In 2003, I also explored fictional storytelling as a way of expressing myself. I was experiencing some significant selective mutism at the time, which I could circumvent by pretending I wasn’t talking about myself. This is how my “mirror image”, Kirsten, came to be. She is one of my main alters to this day.

Finally, this was the year I was first starting to explore future planning. Here in the Netherlands, students with disabilities attending mainstream education didn’t get any type of special transition planning at the time. I was expected to just get by and go to university straight out of high school in 2005. In 2003, I started to doubt this would be a success, but I didn’t voice my doubts yet. As it is, I didn’t actually make it clear that I wasn’t going to university right out of high school until April of 2005.

Where were you on the path of life in 2003?

Share Your World-Revisited (September 3, 2018)

I’m joining in with Share Your World – Revisited. It’s revisited because it’s now with a new host. I realize I’ve only participated in the original SYW once, so for me this isn’t a huge transition. For Sparks’ first week, she has a few really good questions to spark (pun intended) our creative thinking.

When you are old, what do you think children will ask you to tell stories about? If you are “old” (a term with different meanings for everyone); what stories do you tell your grandchildren?
I don’t have children and don’t ever intend on having any. I also don’t tend to gravitate towards children, so I don’t tell any outside kids any stories and probably never will. That being said, I love reading stories to my inner children. I don’t make them up myself though. I love free children’s books on Amazon Kindle. May post (or have my inner children post) some thoughts on some of them someday.

When did something start out badly for you but in the end, it was great?
My life. No, it isn’t necessairly great, but it’s better than it started out as. I was, after all, born prematurlely and had to be on the ventilator for six weeks. I’m now pretty content with life and above all, I’m here.

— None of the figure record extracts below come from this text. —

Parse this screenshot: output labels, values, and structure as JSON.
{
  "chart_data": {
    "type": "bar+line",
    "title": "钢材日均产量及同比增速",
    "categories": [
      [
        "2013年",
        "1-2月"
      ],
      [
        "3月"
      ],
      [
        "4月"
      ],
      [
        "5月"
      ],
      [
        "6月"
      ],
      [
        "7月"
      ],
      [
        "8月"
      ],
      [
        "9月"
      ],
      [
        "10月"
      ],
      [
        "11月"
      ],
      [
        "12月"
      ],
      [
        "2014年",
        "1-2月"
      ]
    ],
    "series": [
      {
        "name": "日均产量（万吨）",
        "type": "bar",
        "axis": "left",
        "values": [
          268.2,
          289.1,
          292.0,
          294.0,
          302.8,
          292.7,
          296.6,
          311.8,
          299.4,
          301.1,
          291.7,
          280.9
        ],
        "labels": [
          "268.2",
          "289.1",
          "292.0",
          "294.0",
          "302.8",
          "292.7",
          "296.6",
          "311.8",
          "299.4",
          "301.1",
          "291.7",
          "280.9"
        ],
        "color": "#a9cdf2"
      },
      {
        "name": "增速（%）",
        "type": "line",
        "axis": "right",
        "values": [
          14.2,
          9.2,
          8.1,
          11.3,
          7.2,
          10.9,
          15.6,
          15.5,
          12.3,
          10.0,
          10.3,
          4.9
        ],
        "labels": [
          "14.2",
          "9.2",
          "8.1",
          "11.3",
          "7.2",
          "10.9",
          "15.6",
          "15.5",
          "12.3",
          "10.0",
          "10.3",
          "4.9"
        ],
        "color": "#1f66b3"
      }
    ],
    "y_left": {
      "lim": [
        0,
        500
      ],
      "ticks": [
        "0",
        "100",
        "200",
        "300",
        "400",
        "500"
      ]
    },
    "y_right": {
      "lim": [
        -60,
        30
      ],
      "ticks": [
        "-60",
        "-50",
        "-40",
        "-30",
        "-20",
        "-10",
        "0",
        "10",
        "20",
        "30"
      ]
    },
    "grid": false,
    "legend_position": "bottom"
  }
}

What do you think you are much better at than you actually are? Maybe this one’s kinda mean…thoughts?
English and writing. No, I’m not fishing for compliments. I used to write stories as a teen and thought I’d someday be a published writer. Then my husband told me my stories aren’t all that imaginative and he’s probably right. I did get one piece published in an anthology, but it was non-fiction.

As for English, my husband is able to take a test that guesses your level of German fluency that’s itself in English and scores at C1/C2 level (those are the two highest levels). I don’t speak German at all, but sometimes I think I could reach that level of English fluency. Well, I can’t.

What would be the worst thing to hear as you are going under anesthesia before surgery?
“I guess she makes for a good experimentation object.” Seriously though, I don’t know.

What did you appreciate or what made you smile this past week? Feel free to use a quote, a photo, a story, or even a combination.
Seeing my riding school horse Angie for the first time after summer break.